Co możemy zrobić, aby uchronić skórę dłoni przed skutkami nadmiernej ekspozycji na zimno i wilgoć zimą?
- Noszenie rękawiczek wystarczy raz o nich zapomnieć, aby zobaczyć jak wpływa to na stan naszych rąk.
- Odpowiednio zbilansowana dieta uzupełniajmy niedobory mikroelementów i witamin wprowadzając do jadłospisu produkty mleczne, kakao, pełnoziarniste produkty zbożowe, pestki, orzechy, suszone owoce.
- Kompresy i kąpiele dla dłoni posiadające działanie odżywcze, na bazie np. siemienia lnianego, aloesu czy oliwy z oliwek.
- Olejowanie skuteczna i popularna od dłuższego czasu forma dbania o skórę i włosy, zadziała również skutecznie na skórę dłoni, a także kondycję paznokci. Możemy stosować łatwo dostępny olejek rycynowy, herbaciany oraz wspomnianą wyżej oliwę z oliwek.

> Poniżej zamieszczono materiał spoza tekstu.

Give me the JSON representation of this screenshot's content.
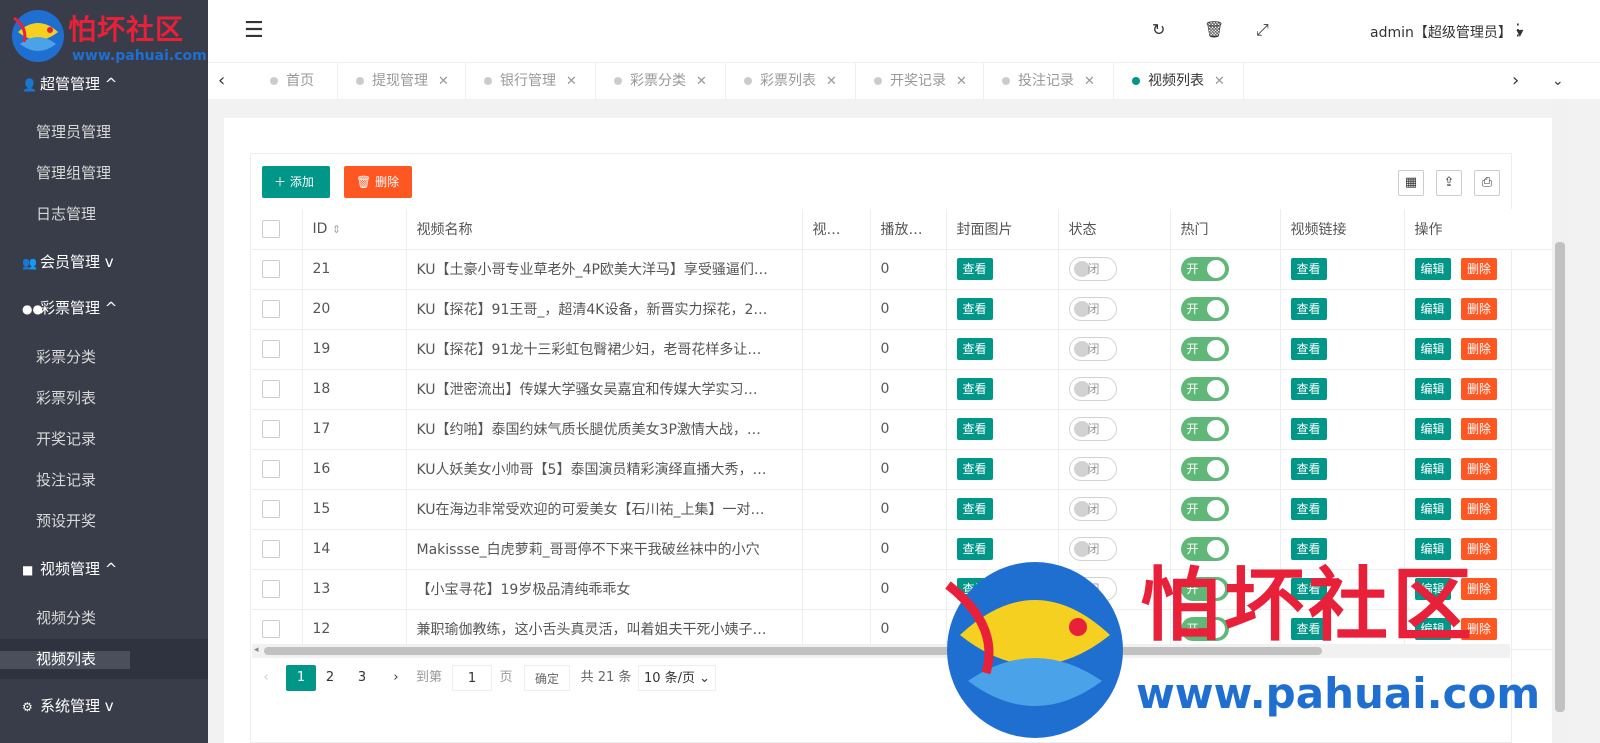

- Zabieg parafinowy podstawowy zabieg salonowy przynosi bardzo dobre rezultaty zimą. Parafina tworzy naturalną powłokę zatrzymującą wilgoć. Dodatkowo zmiękcza i regeneruje skórę.
- Zabieg Happy Hands Diego della Palma zabieg ze śluzem ślimaka, koloidalną mąką owsianą oraz proszkiem z tykwy (owocu zwanego gąbczakiem). Efekty zabiegu są widoczne od razu: miękka i aksamitna skóra dłoni, poprawa nawilżenia, eliminacja szorstkości i pękania, ujednolicenie kolorytu skóry, poprawa kondycji paznokci i skórek.